Geometric Distribution Help

What do these properties mean?

• Random Number of Trials

  This means that the number of trials that are going to be conducted in the experiment is unknown before the experiment is over. Because this is the random variable, it means that it is the thing in the experiment that is likely to change from experiment to experiment.

• Identical and Independent

  The trials being identical and independent means that the result of one trial has no effect on any other trials. This means that the probability of a success does not change trial to trial.

• Success or Failure

  The definition of a success in a geometric experiment is that you got whatever you were looking for. Therefore, the definition of a failure in a geometric experiment is that you did not get whatever you were looking for.

Example

When dealing with an experiment, if you see or hear the words "before" or "until" you are probably dealing with a either a geometric or a negative binomial experiment.

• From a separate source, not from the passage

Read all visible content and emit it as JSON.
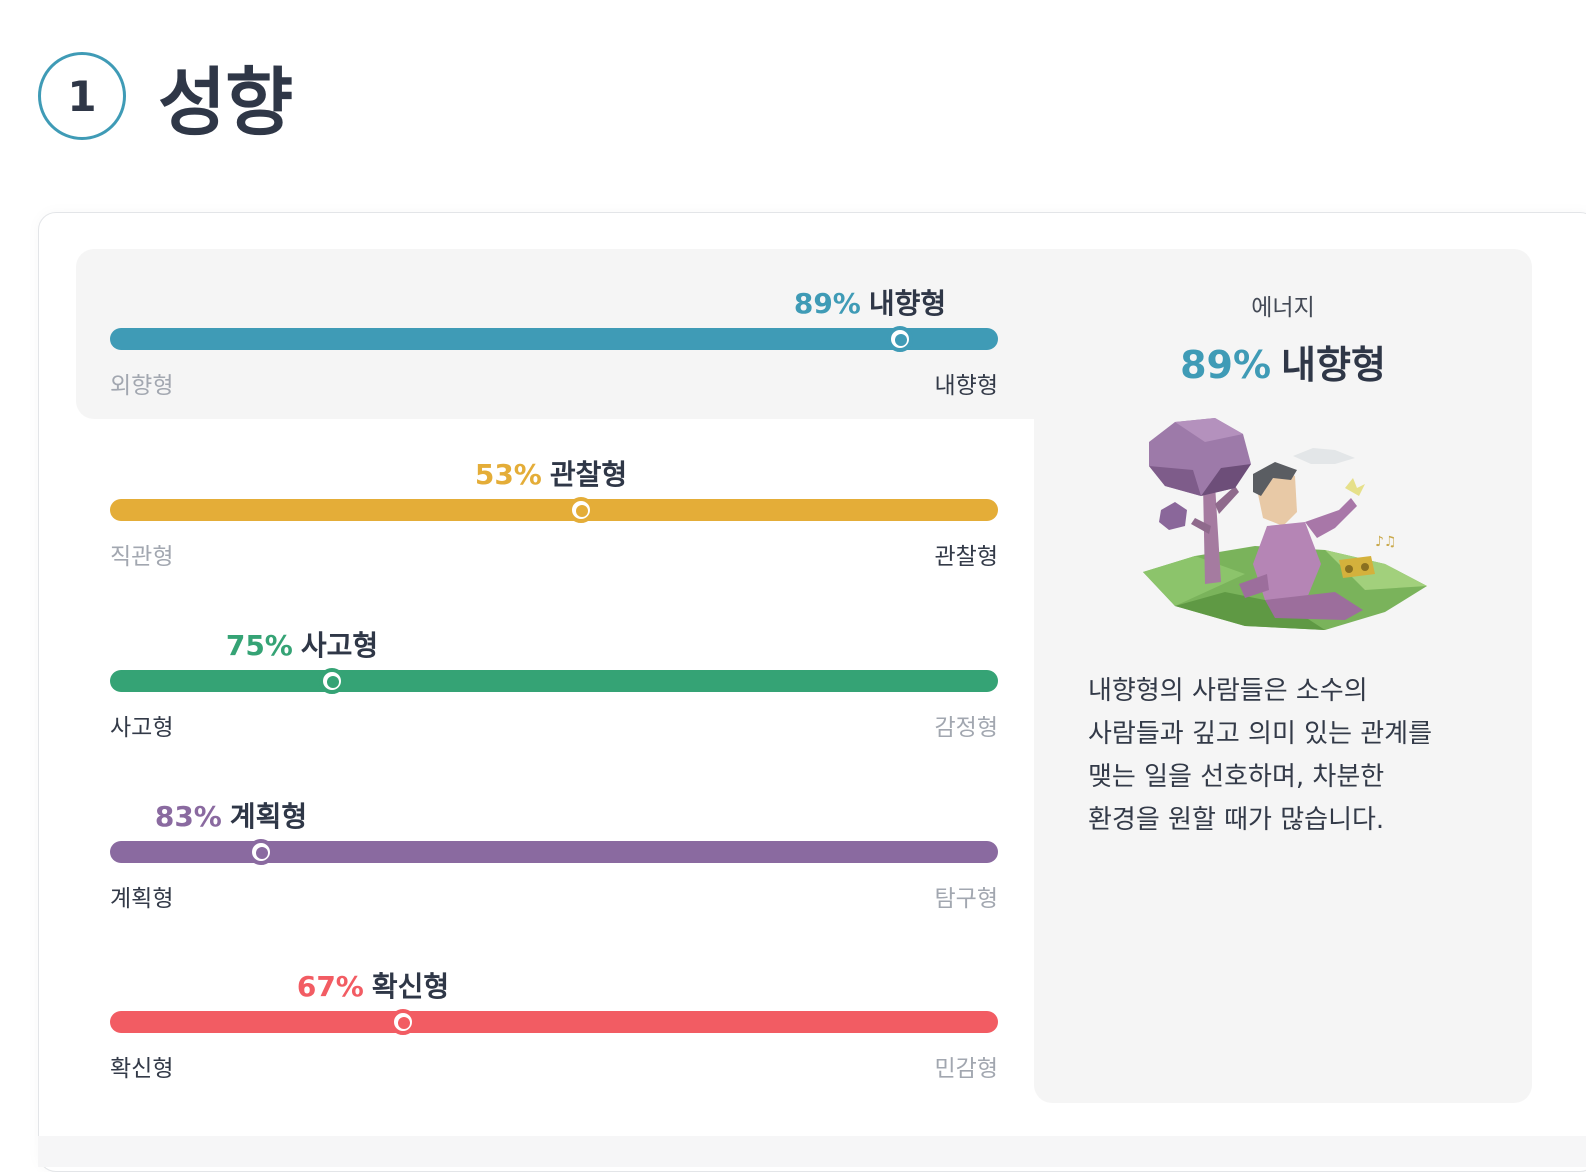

If the experiment is continued until a single thing is achieved, then it is a geometric experiment. If the experiment is continued until an amount of things other than one are achieved, it is a negative binomial experiment.

For example, imagine you have a standard six-sided die and you are interested in how many times you have to roll it before it turns up a six. This would be a geometric distribution with p = 1/6 or about 0.1667 (because there are six sides on a die and only one is a success). The only thing left would be to determine how many times you would like to roll the die, and that would be x (because it is the number of trials you would like to conduct). Note that you will not always conduct exactly that number of trials - there is only some probability that you will.